Ireland sets up innovation taskforce to create global innovation hub

01 Jul 2009 | News
The Irish Prime Minister has announced the appointment of an innovation taskforce to help make Ireland an international innovation hub.


The Irish Taoiseach (Prime Minister) Brian Cowen has announced the appointment of an innovation taskforce to advise the government on positioning Ireland as an international innovation hub and help to make the “Smart Economy” a reality.

This will build on the government’s Framework for Sustainable Economic Renewal, set out in December 2008.

An International Monetary Fund assessment published last week said Ireland faces a deeper recession than any other advanced economy. “The lesson from severe global recessions in the past is that as well as weathering the economic storm, countries need to restructure their economies to target the next wave of economic growth,” Cowen said as he announced the taskforce.

Over 40 per cent of foreign direct investment in Ireland is in R&D. The taskforce will advise on ways to increase innovation and entrepreneurship and to ensure that investment in science, technology and research translates into high-value jobs and sustainable economic growth. It will also support the development of the Innovation Alliance between Trinity College Dublin and University College Dublin.
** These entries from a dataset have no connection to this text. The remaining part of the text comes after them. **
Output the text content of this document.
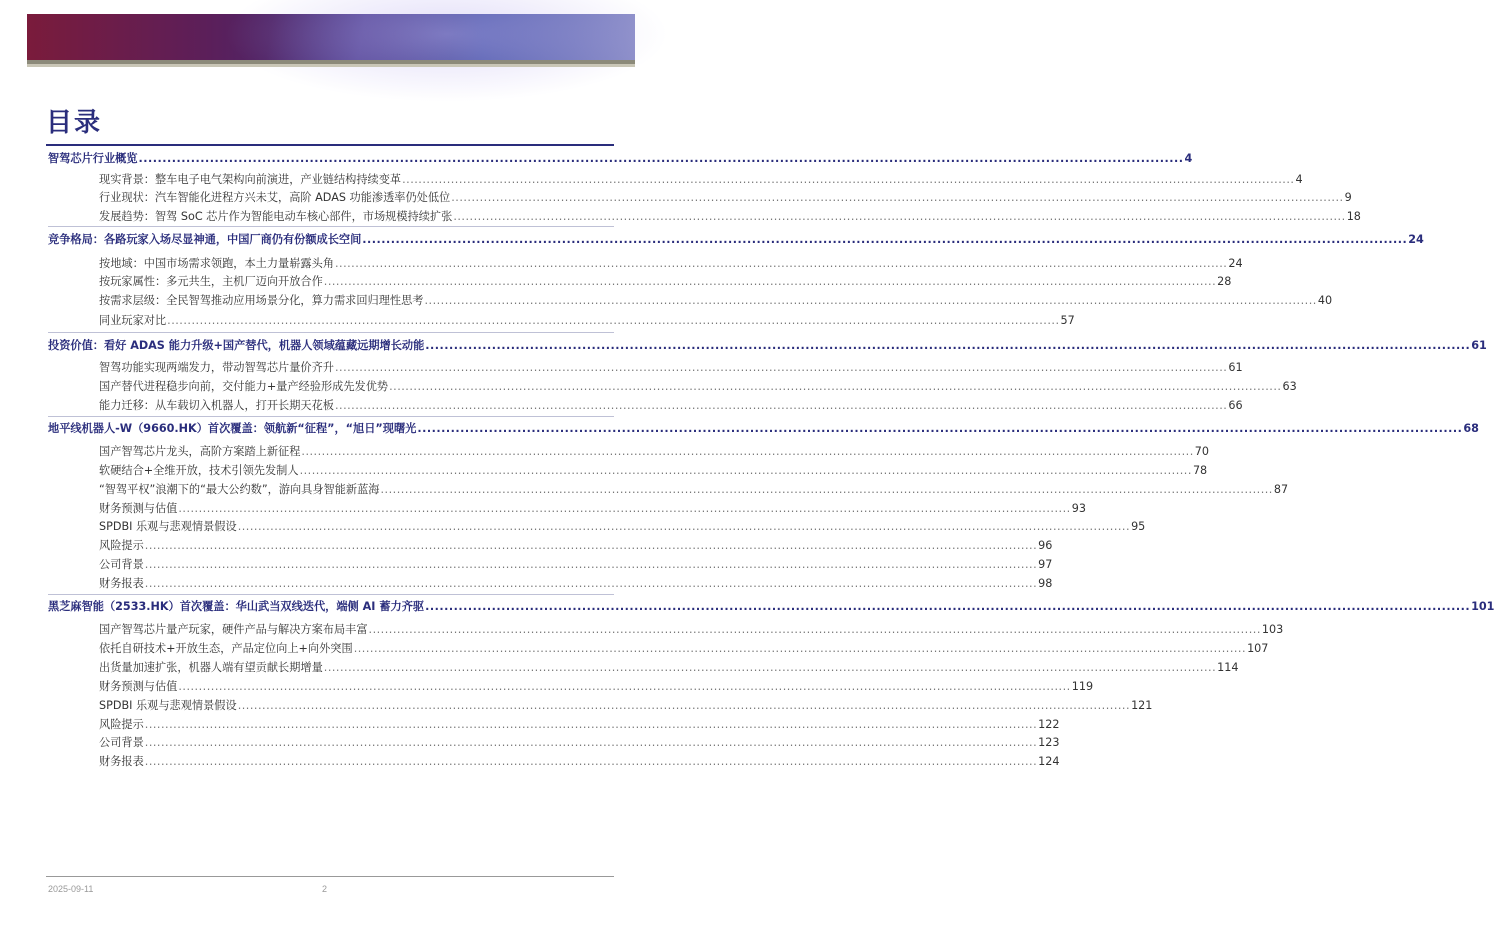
目录
智驾芯片行业概览 ............................................................................................................................................................................................................................ 4
现实背景：整车电子电气架构向前演进，产业链结构持续变革 ............................................................................................................................................................................................................................ 4
行业现状：汽车智能化进程方兴未艾，高阶 ADAS 功能渗透率仍处低位 ............................................................................................................................................................................................................................ 9
发展趋势：智驾 SoC 芯片作为智能电动车核心部件，市场规模持续扩张 ............................................................................................................................................................................................................................ 18
竞争格局：各路玩家入场尽显神通，中国厂商仍有份额成长空间 ............................................................................................................................................................................................................................ 24
按地域：中国市场需求领跑，本土力量崭露头角 ............................................................................................................................................................................................................................ 24
按玩家属性：多元共生，主机厂迈向开放合作 ............................................................................................................................................................................................................................ 28
按需求层级：全民智驾推动应用场景分化，算力需求回归理性思考 ............................................................................................................................................................................................................................ 40
同业玩家对比 ............................................................................................................................................................................................................................ 57
投资价值：看好 ADAS 能力升级+国产替代，机器人领域蕴藏远期增长动能 ............................................................................................................................................................................................................................ 61
智驾功能实现两端发力，带动智驾芯片量价齐升 ............................................................................................................................................................................................................................ 61
国产替代进程稳步向前，交付能力+量产经验形成先发优势 ............................................................................................................................................................................................................................ 63
能力迁移：从车载切入机器人，打开长期天花板 ............................................................................................................................................................................................................................ 66
地平线机器人-W（9660.HK）首次覆盖：领航新“征程”，“旭日”现曙光 ............................................................................................................................................................................................................................ 68
国产智驾芯片龙头，高阶方案踏上新征程 ............................................................................................................................................................................................................................ 70
软硬结合+全维开放，技术引领先发制人 ............................................................................................................................................................................................................................ 78
“智驾平权”浪潮下的“最大公约数”，游向具身智能新蓝海 ............................................................................................................................................................................................................................ 87
财务预测与估值 ............................................................................................................................................................................................................................ 93
SPDBI 乐观与悲观情景假设 ............................................................................................................................................................................................................................ 95
风险提示 ............................................................................................................................................................................................................................ 96
公司背景 ............................................................................................................................................................................................................................ 97
财务报表 ............................................................................................................................................................................................................................ 98
黑芝麻智能（2533.HK）首次覆盖：华山武当双线迭代，端侧 AI 蓄力齐驱 ............................................................................................................................................................................................................................ 101
国产智驾芯片量产玩家，硬件产品与解决方案布局丰富 ............................................................................................................................................................................................................................ 103
依托自研技术+开放生态，产品定位向上+向外突围 ............................................................................................................................................................................................................................ 107
出货量加速扩张，机器人端有望贡献长期增量 ............................................................................................................................................................................................................................ 114
财务预测与估值 ............................................................................................................................................................................................................................ 119
SPDBI 乐观与悲观情景假设 ............................................................................................................................................................................................................................ 121
风险提示 ............................................................................................................................................................................................................................ 122
公司背景 ............................................................................................................................................................................................................................ 123
财务报表 ............................................................................................................................................................................................................................ 124
2025-09-11	2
The work of the taskforce will be complemented by a Green Enterprise Taskforce.

There was one optimistic sign for the future of the Irish economy in a recent report by Pricewaterhouse Coopers, which found that recent changes in taxation have made Ireland a prime location for the establishment of global venture capital and Research & Development operations.

“The changes have particular significance for global venture capital companies as the Irish Government has now introduced highly attractive tax incentives for carried interest,” said Regina Breheny, director general of the Irish Venture Capital Association, commenting on the report.

Carried interest refers to the share of the proceeds a VC realises from the sale of an investee firm. It is treated as a capital gain, rather than income, and is now taxed at a lower rate of 15 per cent for individuals holding interest through a partnership, or 12.5 per cent for companies.

“Taken together with the Irish Government’s commitment to the 12.5 per cent corporate tax rate, plus its incentives in the area of intellectual property and R&D, these additional taxation measures have positioned Ireland to the forefront of countries for IP development and management,” the report says.